Et ils se disputèrent pour le reste de leur vie…

Vivre, c’est difficile, parce que la vie est problème. Vivre seul peut paraître encore plus difficile, parce que la vie est problème. Mais alors, vivre à deux ?

Vous connaissez des gens qui n’ont pas de problèmes dans leur vie ? Moi non ! ou plutôt si j’en connais, mais ils sont au cimetière, ou alors ils sont uniquement dans mon imagination, et donc ne sont pas plongés dans la vie. Car la vie est problème.

D’ailleurs la maman de Forest Gump disait toujours « La vie, c’est comme une boîte de chocolats, on ne sait jamais sur quoi on va tomber. »
[youtube https://www.youtube.com/watch?v=S0LjJ08uWm0&w=560&h=315]

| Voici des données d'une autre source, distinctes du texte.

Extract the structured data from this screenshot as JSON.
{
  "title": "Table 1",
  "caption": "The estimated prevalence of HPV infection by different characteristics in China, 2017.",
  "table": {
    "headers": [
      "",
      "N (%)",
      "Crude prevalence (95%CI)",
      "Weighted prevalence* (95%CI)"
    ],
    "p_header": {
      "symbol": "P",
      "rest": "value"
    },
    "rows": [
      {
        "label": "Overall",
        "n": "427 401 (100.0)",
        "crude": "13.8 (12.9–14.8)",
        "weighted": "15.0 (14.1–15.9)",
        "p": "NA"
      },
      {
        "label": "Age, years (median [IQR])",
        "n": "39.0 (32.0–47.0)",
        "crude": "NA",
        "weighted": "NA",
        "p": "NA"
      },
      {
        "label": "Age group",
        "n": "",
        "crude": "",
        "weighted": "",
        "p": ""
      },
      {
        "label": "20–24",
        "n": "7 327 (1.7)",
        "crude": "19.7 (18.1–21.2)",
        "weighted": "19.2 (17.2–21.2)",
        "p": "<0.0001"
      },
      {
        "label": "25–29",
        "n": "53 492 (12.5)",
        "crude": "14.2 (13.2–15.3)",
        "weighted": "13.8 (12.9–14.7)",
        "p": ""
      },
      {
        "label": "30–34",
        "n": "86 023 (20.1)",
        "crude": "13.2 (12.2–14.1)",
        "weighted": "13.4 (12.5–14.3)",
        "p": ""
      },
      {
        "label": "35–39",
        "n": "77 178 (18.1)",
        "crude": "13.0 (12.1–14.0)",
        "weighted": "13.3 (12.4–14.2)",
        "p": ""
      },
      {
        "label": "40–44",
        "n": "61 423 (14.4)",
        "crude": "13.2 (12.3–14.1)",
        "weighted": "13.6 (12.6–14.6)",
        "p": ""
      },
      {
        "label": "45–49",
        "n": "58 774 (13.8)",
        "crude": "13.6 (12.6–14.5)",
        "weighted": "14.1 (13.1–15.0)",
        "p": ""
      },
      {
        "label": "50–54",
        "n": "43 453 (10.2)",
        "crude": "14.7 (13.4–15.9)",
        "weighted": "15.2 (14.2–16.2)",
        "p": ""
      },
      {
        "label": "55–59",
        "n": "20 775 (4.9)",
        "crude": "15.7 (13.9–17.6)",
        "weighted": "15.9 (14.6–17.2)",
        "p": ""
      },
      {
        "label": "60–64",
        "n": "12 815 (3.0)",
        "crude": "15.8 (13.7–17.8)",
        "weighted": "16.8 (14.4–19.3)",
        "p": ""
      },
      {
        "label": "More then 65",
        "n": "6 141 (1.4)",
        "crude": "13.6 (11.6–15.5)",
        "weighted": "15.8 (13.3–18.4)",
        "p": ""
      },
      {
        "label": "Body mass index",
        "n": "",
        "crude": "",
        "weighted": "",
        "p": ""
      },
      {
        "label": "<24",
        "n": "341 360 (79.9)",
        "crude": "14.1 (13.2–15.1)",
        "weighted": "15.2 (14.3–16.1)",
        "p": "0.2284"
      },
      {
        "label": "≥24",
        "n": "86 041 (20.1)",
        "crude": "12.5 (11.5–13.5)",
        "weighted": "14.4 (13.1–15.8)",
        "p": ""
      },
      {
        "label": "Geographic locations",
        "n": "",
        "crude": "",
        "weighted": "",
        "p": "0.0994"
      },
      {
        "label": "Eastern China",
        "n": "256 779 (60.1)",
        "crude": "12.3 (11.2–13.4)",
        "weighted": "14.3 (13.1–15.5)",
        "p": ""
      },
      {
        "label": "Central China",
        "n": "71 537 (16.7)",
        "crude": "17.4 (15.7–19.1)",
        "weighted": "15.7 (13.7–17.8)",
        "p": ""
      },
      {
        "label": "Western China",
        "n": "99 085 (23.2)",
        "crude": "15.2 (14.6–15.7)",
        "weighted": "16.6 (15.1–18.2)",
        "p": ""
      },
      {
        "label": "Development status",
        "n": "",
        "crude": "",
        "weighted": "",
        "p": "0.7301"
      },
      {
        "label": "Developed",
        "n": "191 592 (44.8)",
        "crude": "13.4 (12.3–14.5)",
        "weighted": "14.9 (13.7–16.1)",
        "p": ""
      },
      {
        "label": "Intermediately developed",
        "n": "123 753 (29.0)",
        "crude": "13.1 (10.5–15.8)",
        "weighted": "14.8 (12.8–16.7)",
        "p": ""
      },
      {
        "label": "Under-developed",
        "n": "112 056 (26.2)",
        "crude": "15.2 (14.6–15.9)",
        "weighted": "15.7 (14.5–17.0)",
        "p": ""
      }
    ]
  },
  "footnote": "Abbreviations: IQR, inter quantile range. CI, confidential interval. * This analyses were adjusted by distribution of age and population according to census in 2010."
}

Et notre cerveau est vraiment calibré pour cela. C’est une véritable « machine à régler les problèmes« . Il passe son temps à ça. D’ailleurs, on en est arrivé à une époque à mesurer l’intelligence à notre capacité à régler les problèmes… Que ce soit les problèmes cognitifs, émotionnels, musicaux… Et aujourd’hui on continue avec les 9 types d’intelligence :

  1. L’intelligence Logico-Mathématique. …
  2. L’intelligence Verbo-Linguistique. …
  3. L’intelligence Spatiale. …
  4. L’intelligence Intrapersonnelle. …
  5. L’intelligence Kinesthésique/Corporelle. …
  6. L’intelligence Interpersonnelle. …
  7. L’intelligence Musicale/Rythmique. …
  8. L’intelligence Naturaliste…
  9. L’intelligence existentielle (certains mettent en doute son existence … LOL)

Mais pour toutes ces intelligences la manière de la mesurer c’est notre capacité à résoudre les problèmes… Mince alors… Nous ne serions que des machines à régler les problèmes, alors ? Certaines personnes en arrivent même à croire qu’ils ne seront heureux que quand ils auront réglé tous les problèmes de leur vie… mais cela les amène à… leur tombe … Car la vie est problème…

Essayez l’exercice suivant : Ecrivez sur une feuille de papier la description d’une journée de rêve et faites en même temps la division suivante : 100/10,27

Vous n’y arrivez pas ? Pas facile de faire les deux en même temps hein ? Et si vous ne faisiez pas la division ? ce serait plus simple ? Oui, hein ? Voilà une idée… Et si vous ne régliez pas TOUS les problèmes pour écrire une journée (ou une vie de rêve ? Ça changerait quoi dans votre vie ? Et si vous vous focalisiez que sur ce qui est important ? (voir article sur le sujet)

Mais si cela est difficile quand on est seul, imaginez pour un couple… Pire encore… un couple avec des enfants !

Personnellement, je crois que les personnes qui écrivent des contes de fées, qui terminent par : « Et il se marièrent, ils eurent beaucoup d’enfants et furent heureux pour le reste de leur vie. »Ben, je crois que ces gens-là… Ils ne se sont jamais mariés, n’ont pas eu d’enfants ou sont atteints d’une maladie dégénérative du système nerveux et qu’ils ont oublié…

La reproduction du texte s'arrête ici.